Toledo, Ohio & Lake Erie

The Press Newspaper

The Press Newspaper


Lake Township police will continue a special traffic enforcement blitz through Jan. 3, according to chief Mark Hummer, who said the enhanced effort is aimed at speeders, drunk drivers, and motorists who fail to yield the right-of-way.

The township in October received a grant of $32,000 through the Ohio Traffic Safety Office to fund overtime pay for office for extra patrols.

The department is concentrating on stretches of state routes 51, 163, and 795 and U.S. 20, the chief said.

From Dec. 1 to Dec. 29, officers stopped 120 vehicles and issued citations to about 70, according to figures compiled by the department.

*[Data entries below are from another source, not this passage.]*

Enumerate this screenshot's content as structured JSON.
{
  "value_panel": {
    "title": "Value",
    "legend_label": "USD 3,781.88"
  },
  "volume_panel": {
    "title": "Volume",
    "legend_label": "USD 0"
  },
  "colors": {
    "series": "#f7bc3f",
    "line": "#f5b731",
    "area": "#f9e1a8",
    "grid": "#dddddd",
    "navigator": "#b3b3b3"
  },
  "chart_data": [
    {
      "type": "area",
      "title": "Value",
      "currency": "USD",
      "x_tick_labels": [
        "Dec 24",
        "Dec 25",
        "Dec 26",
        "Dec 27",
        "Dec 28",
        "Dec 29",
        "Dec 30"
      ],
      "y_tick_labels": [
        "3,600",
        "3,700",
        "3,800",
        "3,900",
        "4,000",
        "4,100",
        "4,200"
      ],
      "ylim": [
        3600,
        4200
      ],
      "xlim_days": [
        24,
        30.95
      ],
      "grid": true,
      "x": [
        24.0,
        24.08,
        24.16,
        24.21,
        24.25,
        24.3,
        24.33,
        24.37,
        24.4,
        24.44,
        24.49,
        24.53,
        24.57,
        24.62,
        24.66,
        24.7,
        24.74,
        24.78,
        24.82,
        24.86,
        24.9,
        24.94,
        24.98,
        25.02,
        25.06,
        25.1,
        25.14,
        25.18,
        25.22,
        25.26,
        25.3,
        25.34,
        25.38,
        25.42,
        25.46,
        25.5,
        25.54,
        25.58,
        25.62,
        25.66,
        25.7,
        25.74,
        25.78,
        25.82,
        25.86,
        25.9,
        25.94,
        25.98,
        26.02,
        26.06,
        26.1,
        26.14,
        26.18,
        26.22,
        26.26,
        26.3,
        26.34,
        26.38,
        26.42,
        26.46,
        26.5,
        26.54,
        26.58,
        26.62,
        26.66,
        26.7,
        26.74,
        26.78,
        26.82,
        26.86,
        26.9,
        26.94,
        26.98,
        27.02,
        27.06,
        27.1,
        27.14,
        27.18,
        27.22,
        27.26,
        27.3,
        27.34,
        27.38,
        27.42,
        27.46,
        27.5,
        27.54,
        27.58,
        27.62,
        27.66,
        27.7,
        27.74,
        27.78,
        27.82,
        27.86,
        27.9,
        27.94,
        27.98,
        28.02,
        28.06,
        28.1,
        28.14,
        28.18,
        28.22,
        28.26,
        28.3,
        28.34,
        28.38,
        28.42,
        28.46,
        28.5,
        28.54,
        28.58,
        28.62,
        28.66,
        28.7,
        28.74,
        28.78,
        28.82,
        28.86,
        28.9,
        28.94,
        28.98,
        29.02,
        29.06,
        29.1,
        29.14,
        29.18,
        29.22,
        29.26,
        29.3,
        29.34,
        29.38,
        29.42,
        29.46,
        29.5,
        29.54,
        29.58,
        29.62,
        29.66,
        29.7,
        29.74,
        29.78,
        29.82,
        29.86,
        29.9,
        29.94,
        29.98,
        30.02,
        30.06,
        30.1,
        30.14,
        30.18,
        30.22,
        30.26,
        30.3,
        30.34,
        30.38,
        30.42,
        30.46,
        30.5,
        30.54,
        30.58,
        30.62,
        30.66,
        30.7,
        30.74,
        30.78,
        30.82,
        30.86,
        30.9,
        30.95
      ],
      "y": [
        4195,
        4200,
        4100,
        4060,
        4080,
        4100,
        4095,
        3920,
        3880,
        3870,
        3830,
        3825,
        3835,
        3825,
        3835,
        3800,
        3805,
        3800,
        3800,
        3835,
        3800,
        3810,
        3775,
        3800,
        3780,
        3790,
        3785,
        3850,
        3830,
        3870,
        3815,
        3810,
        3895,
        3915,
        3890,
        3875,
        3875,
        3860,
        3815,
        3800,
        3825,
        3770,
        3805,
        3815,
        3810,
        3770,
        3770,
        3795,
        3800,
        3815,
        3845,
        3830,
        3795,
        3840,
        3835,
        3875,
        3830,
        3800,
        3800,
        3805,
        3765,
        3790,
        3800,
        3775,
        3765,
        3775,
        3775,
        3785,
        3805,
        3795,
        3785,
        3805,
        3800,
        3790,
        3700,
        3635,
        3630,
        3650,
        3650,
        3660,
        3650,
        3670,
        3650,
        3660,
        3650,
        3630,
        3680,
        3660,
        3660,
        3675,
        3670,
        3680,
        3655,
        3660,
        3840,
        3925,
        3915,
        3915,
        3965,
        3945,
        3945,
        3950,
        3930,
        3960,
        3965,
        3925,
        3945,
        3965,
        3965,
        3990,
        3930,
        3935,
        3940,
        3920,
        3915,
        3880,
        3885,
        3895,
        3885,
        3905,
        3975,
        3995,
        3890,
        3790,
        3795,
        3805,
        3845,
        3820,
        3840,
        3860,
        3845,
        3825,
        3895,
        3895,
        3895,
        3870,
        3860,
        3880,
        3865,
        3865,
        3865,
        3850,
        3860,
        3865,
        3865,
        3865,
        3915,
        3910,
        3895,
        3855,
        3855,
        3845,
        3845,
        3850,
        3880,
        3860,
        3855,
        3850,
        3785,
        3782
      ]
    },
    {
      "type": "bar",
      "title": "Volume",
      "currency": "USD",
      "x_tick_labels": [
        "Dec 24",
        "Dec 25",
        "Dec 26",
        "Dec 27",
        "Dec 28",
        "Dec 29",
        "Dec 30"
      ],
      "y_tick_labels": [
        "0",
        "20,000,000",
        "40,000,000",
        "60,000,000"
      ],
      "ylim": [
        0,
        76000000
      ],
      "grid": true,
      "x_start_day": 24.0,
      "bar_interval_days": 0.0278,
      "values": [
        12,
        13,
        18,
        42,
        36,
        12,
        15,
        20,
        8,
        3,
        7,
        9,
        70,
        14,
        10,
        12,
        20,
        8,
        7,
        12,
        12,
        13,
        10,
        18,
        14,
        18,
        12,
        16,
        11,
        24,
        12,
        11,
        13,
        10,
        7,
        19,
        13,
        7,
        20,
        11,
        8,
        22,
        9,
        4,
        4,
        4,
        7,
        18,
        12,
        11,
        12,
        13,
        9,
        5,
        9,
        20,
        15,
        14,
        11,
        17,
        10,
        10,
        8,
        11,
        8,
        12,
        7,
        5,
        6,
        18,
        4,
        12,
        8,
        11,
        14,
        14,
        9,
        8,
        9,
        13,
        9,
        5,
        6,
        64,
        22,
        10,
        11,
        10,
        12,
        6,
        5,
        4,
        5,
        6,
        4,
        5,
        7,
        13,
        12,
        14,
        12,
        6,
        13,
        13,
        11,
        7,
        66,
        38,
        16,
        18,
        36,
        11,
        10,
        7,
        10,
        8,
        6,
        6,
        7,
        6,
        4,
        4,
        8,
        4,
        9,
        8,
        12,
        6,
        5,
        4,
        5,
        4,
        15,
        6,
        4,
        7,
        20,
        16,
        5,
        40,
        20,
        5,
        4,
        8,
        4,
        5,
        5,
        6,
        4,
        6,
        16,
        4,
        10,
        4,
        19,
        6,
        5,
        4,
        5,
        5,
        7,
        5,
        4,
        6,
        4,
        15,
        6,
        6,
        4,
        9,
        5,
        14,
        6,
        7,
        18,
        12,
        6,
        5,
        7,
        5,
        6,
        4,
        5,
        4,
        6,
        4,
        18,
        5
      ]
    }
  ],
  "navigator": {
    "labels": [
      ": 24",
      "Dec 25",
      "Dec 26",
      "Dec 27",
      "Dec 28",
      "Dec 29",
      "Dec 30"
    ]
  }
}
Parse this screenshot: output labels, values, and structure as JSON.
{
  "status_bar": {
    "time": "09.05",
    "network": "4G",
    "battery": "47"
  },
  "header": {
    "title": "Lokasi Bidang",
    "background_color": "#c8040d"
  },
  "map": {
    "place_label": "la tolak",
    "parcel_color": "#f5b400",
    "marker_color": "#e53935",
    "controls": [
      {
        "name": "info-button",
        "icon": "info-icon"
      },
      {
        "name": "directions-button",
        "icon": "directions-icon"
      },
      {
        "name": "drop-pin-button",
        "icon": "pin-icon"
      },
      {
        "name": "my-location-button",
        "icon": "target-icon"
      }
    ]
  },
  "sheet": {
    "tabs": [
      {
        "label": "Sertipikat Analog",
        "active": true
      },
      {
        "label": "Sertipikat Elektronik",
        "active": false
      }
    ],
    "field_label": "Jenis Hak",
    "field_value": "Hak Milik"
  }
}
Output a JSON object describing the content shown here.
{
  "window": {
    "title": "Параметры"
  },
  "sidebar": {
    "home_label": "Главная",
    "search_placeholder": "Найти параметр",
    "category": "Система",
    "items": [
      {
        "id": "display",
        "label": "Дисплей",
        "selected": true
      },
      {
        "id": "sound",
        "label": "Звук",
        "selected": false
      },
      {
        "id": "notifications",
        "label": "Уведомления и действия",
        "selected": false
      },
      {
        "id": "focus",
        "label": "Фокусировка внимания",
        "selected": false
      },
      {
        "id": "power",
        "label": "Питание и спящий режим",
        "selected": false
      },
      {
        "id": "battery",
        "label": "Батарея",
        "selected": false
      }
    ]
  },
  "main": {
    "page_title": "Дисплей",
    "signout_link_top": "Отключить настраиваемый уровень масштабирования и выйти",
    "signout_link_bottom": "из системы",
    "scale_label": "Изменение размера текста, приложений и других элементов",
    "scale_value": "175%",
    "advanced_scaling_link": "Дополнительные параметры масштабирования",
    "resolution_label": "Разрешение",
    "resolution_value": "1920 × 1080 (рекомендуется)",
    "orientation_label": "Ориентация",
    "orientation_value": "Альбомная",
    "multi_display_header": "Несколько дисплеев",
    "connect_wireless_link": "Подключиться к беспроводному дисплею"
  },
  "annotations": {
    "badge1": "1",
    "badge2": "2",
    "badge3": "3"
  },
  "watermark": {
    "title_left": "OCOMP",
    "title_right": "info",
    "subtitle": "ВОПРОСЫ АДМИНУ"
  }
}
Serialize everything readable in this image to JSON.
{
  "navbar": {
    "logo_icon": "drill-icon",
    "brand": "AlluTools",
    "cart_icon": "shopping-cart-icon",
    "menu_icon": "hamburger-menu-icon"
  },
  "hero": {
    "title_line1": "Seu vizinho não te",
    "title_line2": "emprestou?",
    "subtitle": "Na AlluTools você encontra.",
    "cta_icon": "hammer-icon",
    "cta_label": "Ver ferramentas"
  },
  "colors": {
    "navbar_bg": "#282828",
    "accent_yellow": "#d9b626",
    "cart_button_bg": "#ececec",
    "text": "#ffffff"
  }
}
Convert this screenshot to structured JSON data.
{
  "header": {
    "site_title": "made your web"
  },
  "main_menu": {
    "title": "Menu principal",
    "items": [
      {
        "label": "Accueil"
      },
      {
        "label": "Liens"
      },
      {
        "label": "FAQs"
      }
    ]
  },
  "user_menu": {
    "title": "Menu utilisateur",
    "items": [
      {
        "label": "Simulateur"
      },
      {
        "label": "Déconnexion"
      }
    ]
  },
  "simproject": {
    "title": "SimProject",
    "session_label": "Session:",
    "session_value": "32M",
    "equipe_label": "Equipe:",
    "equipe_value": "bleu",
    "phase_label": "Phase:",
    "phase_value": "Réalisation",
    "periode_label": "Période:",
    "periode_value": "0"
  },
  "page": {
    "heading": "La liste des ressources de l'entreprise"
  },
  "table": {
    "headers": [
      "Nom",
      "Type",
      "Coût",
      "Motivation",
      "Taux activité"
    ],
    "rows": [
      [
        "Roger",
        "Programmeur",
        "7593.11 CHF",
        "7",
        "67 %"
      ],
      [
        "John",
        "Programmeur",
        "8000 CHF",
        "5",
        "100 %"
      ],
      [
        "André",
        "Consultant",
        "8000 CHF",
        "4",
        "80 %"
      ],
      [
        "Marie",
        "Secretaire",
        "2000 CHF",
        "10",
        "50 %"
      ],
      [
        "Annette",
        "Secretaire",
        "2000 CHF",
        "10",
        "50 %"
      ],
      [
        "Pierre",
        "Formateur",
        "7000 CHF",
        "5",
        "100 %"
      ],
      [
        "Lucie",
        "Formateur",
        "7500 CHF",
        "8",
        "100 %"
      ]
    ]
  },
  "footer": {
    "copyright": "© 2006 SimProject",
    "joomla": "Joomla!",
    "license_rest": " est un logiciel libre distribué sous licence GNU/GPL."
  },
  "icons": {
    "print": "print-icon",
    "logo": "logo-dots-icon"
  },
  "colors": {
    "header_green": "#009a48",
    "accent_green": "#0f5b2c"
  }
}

In November, the department used grant monies to fund 58 hours of special enforcement and stopped 170 vehicles, resulting in the issuance in 75 tickets.

During an 11-hour enforcement blitz over the Halloween weekend, officers stopped 36 vehicles and issued 10 citations.


Chief Hummer said the program appears to be having an impact on motorists.

“Our crashes are down,” he said. “Usually they’re up during the winter. We’re going to continue the holiday blitz through Monday. We want to make the motoring public safe.”

The chief said there is enough grant funding remaining for special enforcement efforts in early 2010.

According to the Ohio Department of Public Safety, Lake Township in 2008 recorded one fatal and 92 injury crashes.

In all, there were 285 total crashes, one death, and 151 injuries that year in the township.

By contrast, neighboring Troy Township recorded two fatal crashes and 32 injury crashes, resulting in two deaths, 46 injuries, and 119 total crashes.

Headlight law in effect 
The Ohio Department of Public Safety is reminding motorists of a law that went into full effect Jan. 1, 2010 that requires vehicles on a street or highway to have headlights on while windshield wipers are operating.

According to the department, it is a secondary traffic offense, which means vehicles cannot be stopped solely for a violation of the statute. A citation is considered a minor misdemeanor and fines will vary by court district.

The provision was included in the state’s transportation budget, which passed in March 2009. The new provision became effective July 1, 2009 with a six-month phase-in. Law enforcement officials have been issuing warnings only since July 1. Full enforcement with citations began Jan. 1.